The Fuller Youth Intitute (FYI)
Sept. 2008 ejournal notes that "just say no" sexual abstinance pledges are typically ineffective. This is not to say that such pledges are bad, but a "just say yes" approach may be more effective.
The research shows that virginity pledges do delay sexual intercourse. But the delay of first sexual intercourse is only about 21 months, with the average age being 18.8 for pledgers and 16.11 for non-pledgers. Approximately 75% of teens who make a promise to God, family, friends, future mate, and future children not to have sex before marriage DO NOT succeed in keeping that promise. What’s worse, those who take such pledges are less likely to use a condom at first intercourse, and are more likely to engage in other sexual behaviors (i.e., oral sex, anal sex). This research suggests that efforts to help teens “stay pure” might be too focused on avoiding specific behaviors and not focused enough on a deeper transformation of hearts and attitudes toward their God-given sexuality.
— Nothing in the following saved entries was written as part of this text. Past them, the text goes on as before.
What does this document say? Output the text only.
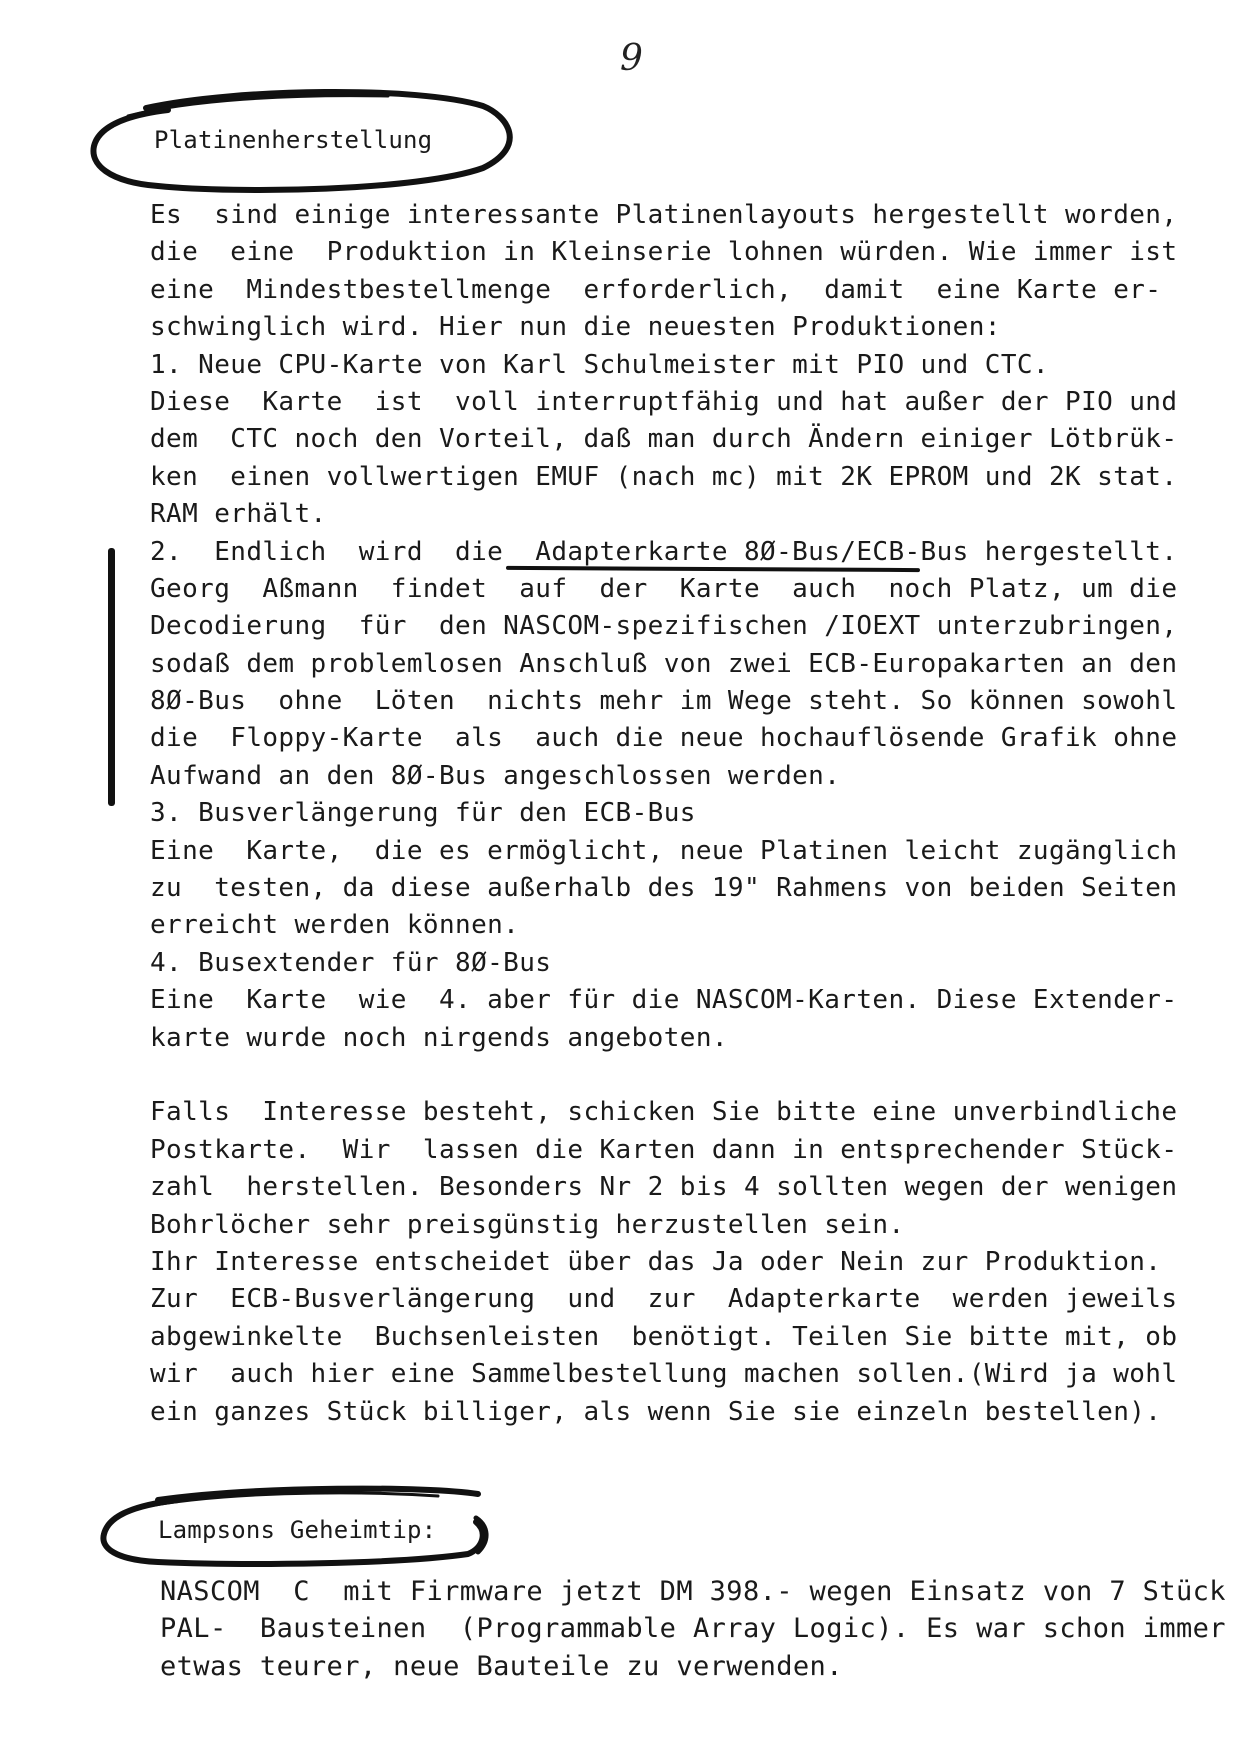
9
Platinenherstellung
Es  sind einige interessante Platinenlayouts hergestellt worden,
die  eine  Produktion in Kleinserie lohnen würden. Wie immer ist
eine  Mindestbestellmenge  erforderlich,  damit  eine Karte er-
schwinglich wird. Hier nun die neuesten Produktionen:
1. Neue CPU-Karte von Karl Schulmeister mit PIO und CTC.
Diese  Karte  ist  voll interruptfähig und hat außer der PIO und
dem  CTC noch den Vorteil, daß man durch Ändern einiger Lötbrük-
ken  einen vollwertigen EMUF (nach mc) mit 2K EPROM und 2K stat.
RAM erhält.
2.  Endlich  wird  die  Adapterkarte 8Ø-Bus/ECB-Bus hergestellt.
Georg  Aßmann  findet  auf  der  Karte  auch  noch Platz, um die
Decodierung  für  den NASCOM-spezifischen /IOEXT unterzubringen,
sodaß dem problemlosen Anschluß von zwei ECB-Europakarten an den
8Ø-Bus  ohne  Löten  nichts mehr im Wege steht. So können sowohl
die  Floppy-Karte  als  auch die neue hochauflösende Grafik ohne
Aufwand an den 8Ø-Bus angeschlossen werden.
3. Busverlängerung für den ECB-Bus
Eine  Karte,  die es ermöglicht, neue Platinen leicht zugänglich
zu  testen, da diese außerhalb des 19" Rahmens von beiden Seiten
erreicht werden können.
4. Busextender für 8Ø-Bus
Eine  Karte  wie  4. aber für die NASCOM-Karten. Diese Extender-
karte wurde noch nirgends angeboten.
Falls  Interesse besteht, schicken Sie bitte eine unverbindliche
Postkarte.  Wir  lassen die Karten dann in entsprechender Stück-
zahl  herstellen. Besonders Nr 2 bis 4 sollten wegen der wenigen
Bohrlöcher sehr preisgünstig herzustellen sein.
Ihr Interesse entscheidet über das Ja oder Nein zur Produktion.
Zur  ECB-Busverlängerung  und  zur  Adapterkarte  werden jeweils
abgewinkelte  Buchsenleisten  benötigt. Teilen Sie bitte mit, ob
wir  auch hier eine Sammelbestellung machen sollen.(Wird ja wohl
ein ganzes Stück billiger, als wenn Sie sie einzeln bestellen).
Lampsons Geheimtip:
NASCOM  C  mit Firmware jetzt DM 398.- wegen Einsatz von 7 Stück
PAL-  Bausteinen  (Programmable Array Logic). Es war schon immer
etwas teurer, neue Bauteile zu verwenden.
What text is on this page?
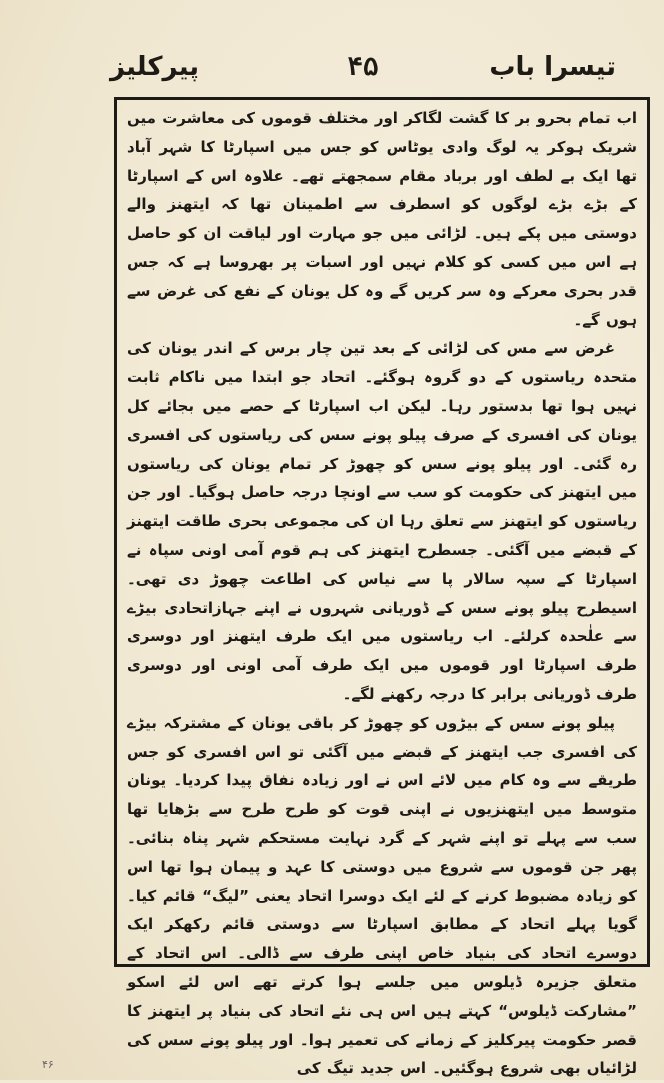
تیسرا باب
۴۵
پیرکلیز

اب تمام بحرو بر کا گشت لگاکر اور مختلف قوموں کی معاشرت میں شریک ہوکر یہ لوگ وادی یوٹاس کو جس میں اسپارٹا کا شہر آباد تھا ایک بے لطف اور برباد مقام سمجھتے تھے۔ علاوہ اس کے اسپارٹا کے بڑے بڑے لوگوں کو اسطرف سے اطمینان تھا کہ ایتھنز والے دوستی میں پکے ہیں۔ لڑائی میں جو مہارت اور لیاقت ان کو حاصل ہے اس میں کسی کو کلام نہیں اور اسبات پر بھروسا ہے کہ جس قدر بحری معرکے وہ سر کریں گے وہ کل یونان کے نفع کی غرض سے ہوں گے۔

غرض سے مس کی لڑائی کے بعد تین چار برس کے اندر یونان کی متحدہ ریاستوں کے دو گروہ ہوگئے۔ اتحاد جو ابتدا میں ناکام ثابت نہیں ہوا تھا بدستور رہا۔ لیکن اب اسپارٹا کے حصے میں بجائے کل یونان کی افسری کے صرف پیلو پونے سس کی ریاستوں کی افسری رہ گئی۔ اور پیلو پونے سس کو چھوڑ کر تمام یونان کی ریاستوں میں ایتھنز کی حکومت کو سب سے اونچا درجہ حاصل ہوگیا۔ اور جن ریاستوں کو ایتھنز سے تعلق رہا ان کی مجموعی بحری طاقت ایتھنز کے قبضے میں آگئی۔ جسطرح ایتھنز کی ہم قوم آمی اونی سپاہ نے اسپارٹا کے سپہ سالار پا سے نیاس کی اطاعت چھوڑ دی تھی۔ اسیطرح پیلو پونے سس کے ڈوریانی شہروں نے اپنے جہازاتحادی بیڑے سے علٰحدہ کرلئے۔ اب ریاستوں میں ایک طرف ایتھنز اور دوسری طرف اسپارٹا اور قوموں میں ایک طرف آمی اونی اور دوسری طرف ڈوریانی برابر کا درجہ رکھنے لگے۔

پیلو پونے سس کے بیڑوں کو چھوڑ کر باقی یونان کے مشترکہ بیڑے کی افسری جب ایتھنز کے قبضے میں آگئی تو اس افسری کو جس طریقے سے وہ کام میں لائے اس نے اور زیادہ نفاق پیدا کردیا۔ یونان متوسط میں ایتھنزیوں نے اپنی قوت کو طرح طرح سے بڑھایا تھا سب سے پہلے تو اپنے شہر کے گرد نہایت مستحکم شہر پناہ بنائی۔ پھر جن قوموں سے شروع میں دوستی کا عہد و پیمان ہوا تھا اس کو زیادہ مضبوط کرنے کے لئے ایک دوسرا اتحاد یعنی ”لیگ“ قائم کیا۔ گویا پہلے اتحاد کے مطابق اسپارٹا سے دوستی قائم رکھکر ایک دوسرے اتحاد کی بنیاد خاص اپنی طرف سے ڈالی۔ اس اتحاد کے متعلق جزیرہ ڈیلوس میں جلسے ہوا کرتے تھے اس لئے اسکو ”مشارکت ڈیلوس“ کہتے ہیں اس ہی نئے اتحاد کی بنیاد پر ایتھنز کا قصر حکومت پیرکلیز کے زمانے کی تعمیر ہوا۔ اور پیلو پونے سس کی لڑائیاں بھی شروع ہوگئیں۔ اس جدید تیگ کی

۴۶
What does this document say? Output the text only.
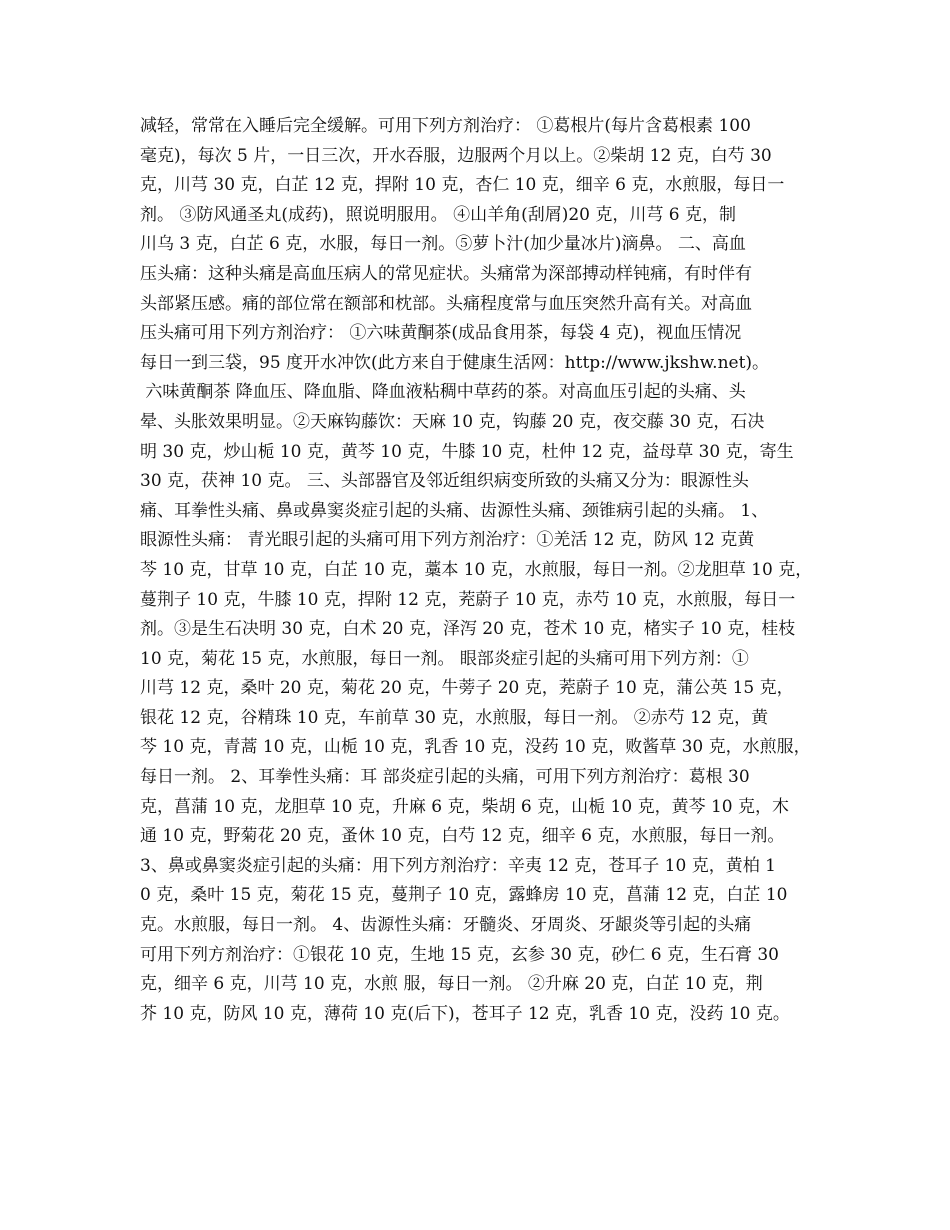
减轻，常常在入睡后完全缓解。可用下列方剂治疗： ①葛根片(每片含葛根素 100
毫克)，每次 5 片，一日三次，开水吞服，边服两个月以上。②柴胡 12 克，白芍 30
克，川芎 30 克，白芷 12 克，捍附 10 克，杏仁 10 克，细辛 6 克，水煎服，每日一
剂。 ③防风通圣丸(成药)，照说明服用。 ④山羊角(刮屑)20 克，川芎 6 克，制
川乌 3 克，白芷 6 克，水服，每日一剂。⑤萝卜汁(加少量冰片)滴鼻。 二、高血
压头痛：这种头痛是高血压病人的常见症状。头痛常为深部搏动样钝痛，有时伴有
头部紧压感。痛的部位常在额部和枕部。头痛程度常与血压突然升高有关。对高血
压头痛可用下列方剂治疗： ①六味黄酮茶(成品食用茶，每袋 4 克)，视血压情况
每日一到三袋，95 度开水冲饮(此方来自于健康生活网：http://www.jkshw.net)。
六味黄酮茶 降血压、降血脂、降血液粘稠中草药的茶。对高血压引起的头痛、头
晕、头胀效果明显。②天麻钩藤饮：天麻 10 克，钩藤 20 克，夜交藤 30 克，石决
明 30 克，炒山栀 10 克，黄芩 10 克，牛膝 10 克，杜仲 12 克，益母草 30 克，寄生
30 克，茯神 10 克。 三、头部器官及邻近组织病变所致的头痛又分为：眼源性头
痛、耳拳性头痛、鼻或鼻窦炎症引起的头痛、齿源性头痛、颈锥病引起的头痛。 1、
眼源性头痛： 青光眼引起的头痛可用下列方剂治疗：①羌活 12 克，防风 12 克黄
芩 10 克，甘草 10 克，白芷 10 克，藁本 10 克，水煎服，每日一剂。②龙胆草 10 克，
蔓荆子 10 克，牛膝 10 克，捍附 12 克，茺蔚子 10 克，赤芍 10 克，水煎服，每日一
剂。③是生石决明 30 克，白术 20 克，泽泻 20 克，苍术 10 克，楮实子 10 克，桂枝
10 克，菊花 15 克，水煎服，每日一剂。 眼部炎症引起的头痛可用下列方剂：①
川芎 12 克，桑叶 20 克，菊花 20 克，牛蒡子 20 克，茺蔚子 10 克，蒲公英 15 克，
银花 12 克，谷精珠 10 克，车前草 30 克，水煎服，每日一剂。 ②赤芍 12 克，黄
芩 10 克，青蒿 10 克，山栀 10 克，乳香 10 克，没药 10 克，败酱草 30 克，水煎服，
每日一剂。 2、耳拳性头痛：耳 部炎症引起的头痛，可用下列方剂治疗：葛根 30
克，菖蒲 10 克，龙胆草 10 克，升麻 6 克，柴胡 6 克，山栀 10 克，黄芩 10 克，木
通 10 克，野菊花 20 克，蚤休 10 克，白芍 12 克，细辛 6 克，水煎服，每日一剂。
3、鼻或鼻窦炎症引起的头痛：用下列方剂治疗：辛夷 12 克，苍耳子 10 克，黄柏 1
0 克，桑叶 15 克，菊花 15 克，蔓荆子 10 克，露蜂房 10 克，菖蒲 12 克，白芷 10
克。水煎服，每日一剂。 4、齿源性头痛：牙髓炎、牙周炎、牙龈炎等引起的头痛
可用下列方剂治疗：①银花 10 克，生地 15 克，玄参 30 克，砂仁 6 克，生石膏 30
克，细辛 6 克，川芎 10 克，水煎 服，每日一剂。 ②升麻 20 克，白芷 10 克，荆
芥 10 克，防风 10 克，薄荷 10 克(后下)，苍耳子 12 克，乳香 10 克，没药 10 克。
FYI suggests that instead of using statistics or fear to get teens to “just say no,” we should give them a vision for the benefits that happen when they “just say yes” to God’s "YES" to them. Remind teens that their hormones are God's good gift to draw them into the joys of married life. In that context, the idea of abstinance from sex until marriage can be addressed.
FYI suggests coupling an absitance pledge with a more significant ritual on a retreat or at a special gathering that involves moms and dads. In this ritual (here defined for girls), give the girls a camera so that they can see their purity through a new lens, or a pocket mirror inscribed with the words “God’s Image” to remind them each time they open it that their worth comes not from their sexuality but from God’s image residing in them.
In conversations with teens about abstinance, rather than focusing on “how far is too far” (which sounds rather empty to most teens), it is more productive to help them shape a new perception of their God-given sexuality that helps them integrate that sexuality with the rest of life (including their spirituality) so that they can be helped to set wise boundaries with their bodies before they even enter romantic relationships.